Effects of aging on influenza virus infection dynamics

Abstract

The consequences of influenza virus infection are generally more severe in individuals over 65 years of age (the elderly). Immunosenescence enhances the susceptibility to viral infections and renders vaccination less effective. Understanding age-related changes in the immune system is crucial in order to design prophylactic and immunomodulatory strategies to reduce morbidity and mortality in the elderly. Here, we propose different mathematical models to provide a quantitative understanding of the immune strategies in the course of influenza virus infection using experimental data from young and aged mice. Simulation results suggested a central role of CD8(+) T cells for adequate viral clearance kinetics in young and aged mice. Adding the removal of infected cells by natural killer cells did not improve the model fit in either young or aged animals. We separately examined the infection-resistant state of cells promoted by the cytokines alpha/beta interferon (IFN-α/β), IFN-γ, and tumor necrosis factor alpha (TNF-α). The combination of activated CD8(+) T cells with any of the cytokines provided the best fits in young and aged animals. During the first 3 days after infection, the basic reproductive number for aged mice was 1.5-fold lower than that for young mice (P < 0.05).

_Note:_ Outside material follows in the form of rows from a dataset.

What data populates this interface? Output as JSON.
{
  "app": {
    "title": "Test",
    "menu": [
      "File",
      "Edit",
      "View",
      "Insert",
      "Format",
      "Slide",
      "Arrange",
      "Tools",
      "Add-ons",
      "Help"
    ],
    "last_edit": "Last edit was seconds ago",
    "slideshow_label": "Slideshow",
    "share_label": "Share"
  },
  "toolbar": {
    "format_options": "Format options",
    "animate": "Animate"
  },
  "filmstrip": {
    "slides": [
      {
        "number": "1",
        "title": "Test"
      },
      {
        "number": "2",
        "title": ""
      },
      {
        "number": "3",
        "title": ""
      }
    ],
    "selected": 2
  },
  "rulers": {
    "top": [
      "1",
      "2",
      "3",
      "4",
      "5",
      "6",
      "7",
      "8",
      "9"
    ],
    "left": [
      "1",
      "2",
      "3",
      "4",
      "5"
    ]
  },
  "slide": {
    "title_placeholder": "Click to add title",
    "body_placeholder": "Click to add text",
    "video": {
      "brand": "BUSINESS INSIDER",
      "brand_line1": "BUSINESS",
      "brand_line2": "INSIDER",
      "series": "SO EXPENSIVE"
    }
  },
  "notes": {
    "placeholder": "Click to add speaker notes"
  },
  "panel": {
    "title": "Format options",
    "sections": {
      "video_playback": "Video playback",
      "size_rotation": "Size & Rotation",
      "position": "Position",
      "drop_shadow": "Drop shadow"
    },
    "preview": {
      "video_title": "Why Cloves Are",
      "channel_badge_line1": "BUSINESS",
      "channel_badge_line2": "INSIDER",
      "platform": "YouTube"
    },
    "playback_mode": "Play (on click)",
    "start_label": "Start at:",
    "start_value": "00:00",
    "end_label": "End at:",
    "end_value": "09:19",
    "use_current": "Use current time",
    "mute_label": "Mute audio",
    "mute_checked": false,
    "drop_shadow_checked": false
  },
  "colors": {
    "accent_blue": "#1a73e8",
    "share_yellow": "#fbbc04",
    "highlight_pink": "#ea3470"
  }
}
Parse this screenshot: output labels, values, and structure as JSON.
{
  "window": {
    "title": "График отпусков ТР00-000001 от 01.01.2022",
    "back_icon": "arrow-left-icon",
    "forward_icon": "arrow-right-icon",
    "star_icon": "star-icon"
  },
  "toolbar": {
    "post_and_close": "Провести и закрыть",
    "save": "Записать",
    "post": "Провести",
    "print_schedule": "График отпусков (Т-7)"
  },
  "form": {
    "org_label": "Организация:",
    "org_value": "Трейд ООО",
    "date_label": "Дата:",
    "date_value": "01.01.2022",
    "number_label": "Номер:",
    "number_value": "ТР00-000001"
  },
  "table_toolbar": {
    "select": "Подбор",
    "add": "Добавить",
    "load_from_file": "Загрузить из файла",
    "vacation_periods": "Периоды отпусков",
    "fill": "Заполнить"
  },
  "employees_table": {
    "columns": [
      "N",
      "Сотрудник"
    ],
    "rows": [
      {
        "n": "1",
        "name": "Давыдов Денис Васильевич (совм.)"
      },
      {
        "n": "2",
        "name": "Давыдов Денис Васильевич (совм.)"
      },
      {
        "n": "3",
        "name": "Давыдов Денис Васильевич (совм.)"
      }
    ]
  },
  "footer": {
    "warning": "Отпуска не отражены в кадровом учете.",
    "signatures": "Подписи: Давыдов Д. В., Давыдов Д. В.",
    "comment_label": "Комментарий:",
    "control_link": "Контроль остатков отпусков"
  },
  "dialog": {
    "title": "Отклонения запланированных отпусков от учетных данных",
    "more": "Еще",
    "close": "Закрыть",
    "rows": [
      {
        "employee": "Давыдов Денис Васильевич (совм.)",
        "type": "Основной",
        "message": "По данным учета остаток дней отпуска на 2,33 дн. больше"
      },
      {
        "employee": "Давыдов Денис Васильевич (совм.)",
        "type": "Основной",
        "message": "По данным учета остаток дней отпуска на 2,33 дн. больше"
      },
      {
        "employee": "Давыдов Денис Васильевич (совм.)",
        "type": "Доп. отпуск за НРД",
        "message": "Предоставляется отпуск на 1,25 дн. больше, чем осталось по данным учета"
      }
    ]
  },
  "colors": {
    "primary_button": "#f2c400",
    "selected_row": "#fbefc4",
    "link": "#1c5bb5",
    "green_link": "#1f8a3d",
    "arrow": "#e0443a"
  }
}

Importance: The fits of our models to the experimental data suggest that the increased levels of IFN-α/β, IFN-γ, and TNF-α (the "inflammaging" state) promote slower viral growth in aged mice, which consequently limits the stimulation of immune cells and contributes to the reported impaired responses in the elderly. A quantitative understanding of influenza virus pathogenesis and its shift in the elderly is the key contribution of this work.

FIG 1

NK cell and CD8⁺ T cell levels. (a) NK cell infiltration in the lungs of young and aged mice; (b) CD8⁺ T cell infiltration in the lungs of young and aged mice; (c) percentage of activated NK cells (CD3⁻, CD19⁻, and DX5⁺) determined by the expression of the activation marker CD69⁺; (d) percentage of activated CD8⁺ T cells (CD3⁺, CD4⁻, and CD8⁺) determined by the expression of the activation marker CD69⁺. Asterisks indicate statistically significant differences between aged and young animals: *, P < 0.05; **, P < 0.01; ***, P < 0.001. Data are reproduced from reference .

FIG 2

Cytokine levels in the supernatants of lung homogenates. The time course of IFN-α (a), IFN-β (b), IFN-γ (c), and TNF-α (d) concentrations is shown. Asterisks indicate statistically significant differences between aged and young animals: *, P < 0.05; **, P < 0.01; ***, P < 0.001. Data for IFN-γ and TNF are reproduced from reference . Data for IFN-α and IFN-β are newly unpublished.

FIG 3

Schematic representation of the influenza virus infection model and immune strategies. Epithelial cells are considered in one of the following states: susceptible (U), infected (I), and refractory (R). Infected cells produce virus particles (V) that infect other susceptible cells. Activated CD8⁺ T cells (T) and activated NK cells (K) kill infected cells. IFN-α (F_α), IFN-β (F_β), IFN-γ (F_γ), and TNF-α (F_TNF) can promote the state of resistance to infection in epithelial cells.

FIG 4

Model fitting for young and aged mice. Viral titer data from reference and simulation results for young mice (a) and aged mice (b) are shown. Experimental results show that the viral titer was not detectable (less than 50 PFU/ml, shown with a horizontal dashed line) at day 9 for 6 young mice and at day 11 for 6 aged mice. Asterisks indicate statistically significant differences between aged and young animals: *, P < 0.05; ***, P < 0.001.

FIG 5

Cell fraction mean from bootstrap fits of model M7. Further details of the cell distribution can be found in Fig. SC.1 to SC.4 in the supplemental material.

FIG 6

Parameter distribution from bootstrap fits of model M7. Asterisks indicate statistically significant differences between aged and young animals: *, P < 0.05.

FIG 7

Parameter ensembles from bootstrap fit of model M7.

FIG 8

Mean basic reproductive number (R_N) from bootstrap fits of model M7. Further details of the distribution can be found in Fig. SC.4 in the supplemental material. Asterisks indicate statistically significant differences between aged and young animals: *, P < 0.05.